In Atomic Habits, James Clear notes that we do not rise to the level of our aspirations; we fall to the level of our systems. I’ve learned the hard way that if you think building a good system is hard work, protecting it is the real battle. You have to build sturdy fences around your habits, and you have to be extremely vigilant about maintaining them.
When I rely on my conscious brain, I am not disciplined. If given the choice between doing a hard thing or taking the easy way out, my conscious brain will happily choose watching YouTube over getting on the rowing machine every single time.
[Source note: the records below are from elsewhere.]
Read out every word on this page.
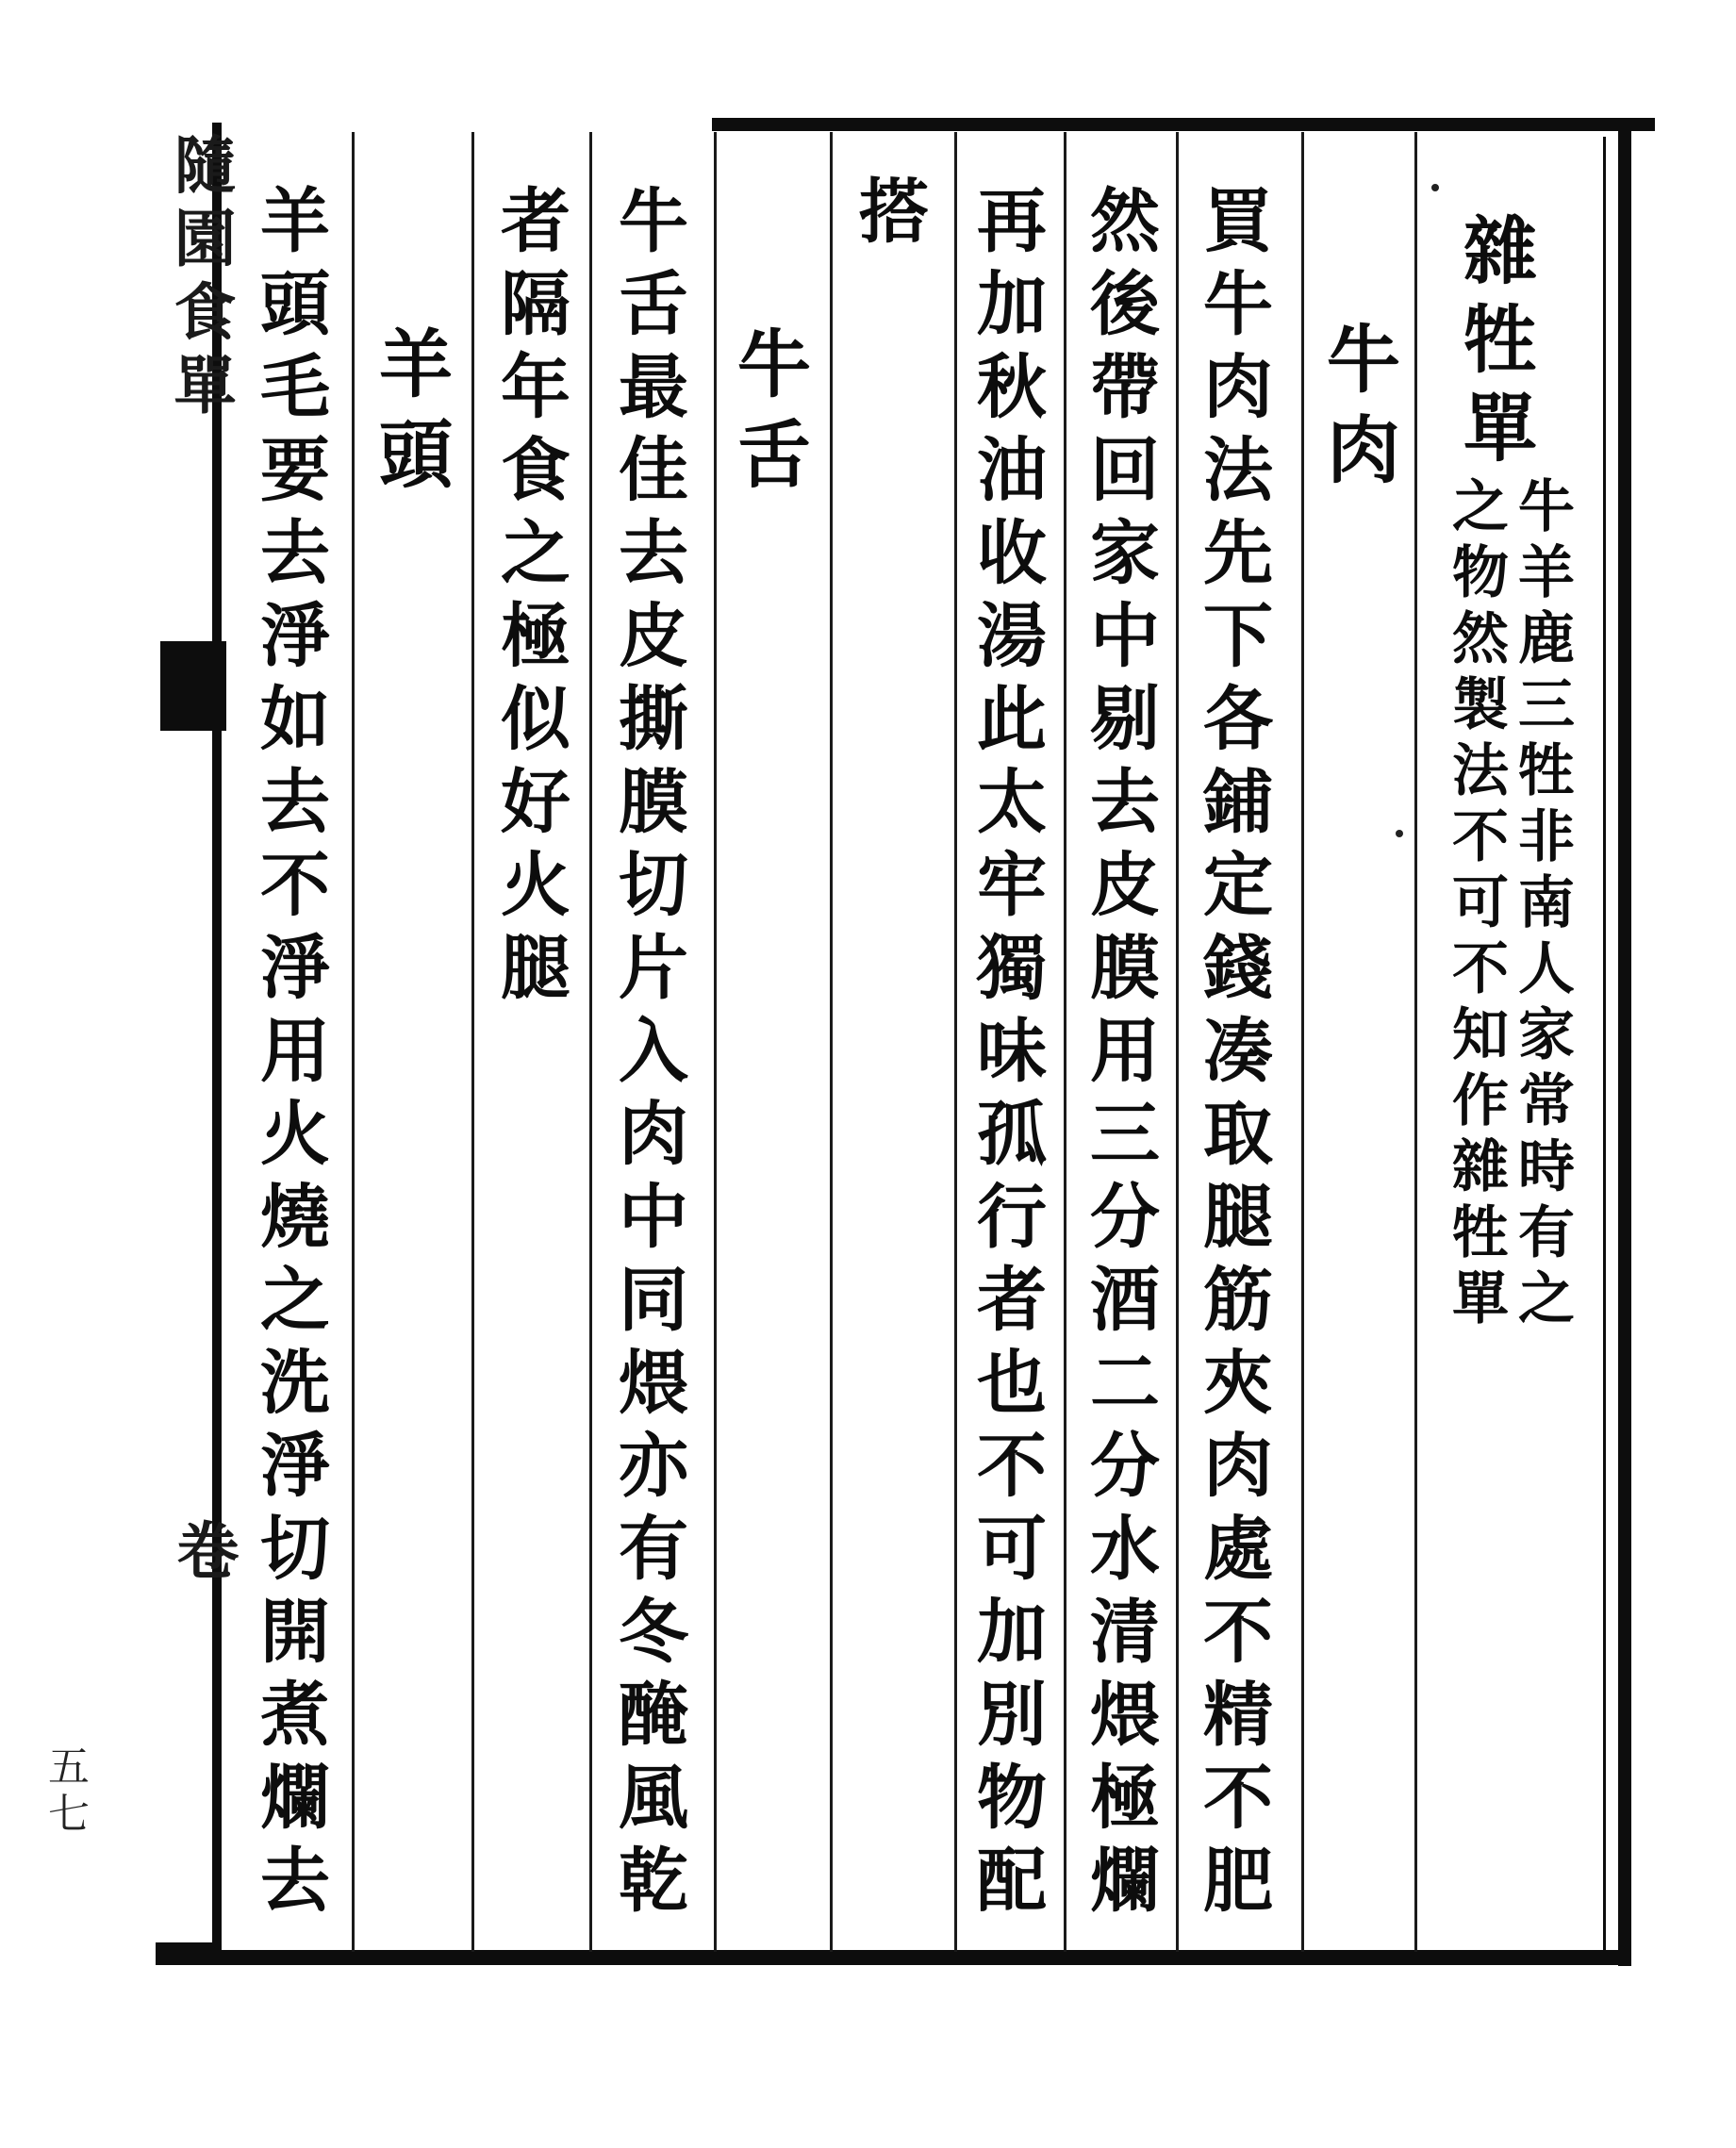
雜牲單
牛羊鹿三牲非南人家常時有之
之物然製法不可不知作雜牲單
牛肉
買牛肉法先下各鋪定錢凑取腿筋夾肉處不精不肥
然後帶回家中剔去皮膜用三分酒二分水清煨極爛
再加秋油收湯此太牢獨味孤行者也不可加別物配
搭
牛舌
牛舌最佳去皮撕膜切片入肉中同煨亦有冬醃風乾
者隔年食之極似好火腿
羊頭
羊頭毛要去淨如去不淨用火燒之洗淨切開煮爛去
隨園食單
卷
五七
The only way I survive is by bypassing that decision-making process entirely. Through my Personal Retrospective practice, I’ve established (and lost, and sometimes re-established) many routines over time. When I am successful, the body simply gets up on certain days, at certain times, and does what it has been programmed to do. There is incredible power in that automation.
But these routines are fragile. What I didn’t realize early on is that once a boundary is breached and a habit slips, the energy required to rebuild it is exponentially higher than the energy required to just maintain it. If you let the fence fall into disrepair, the whole system wanders off.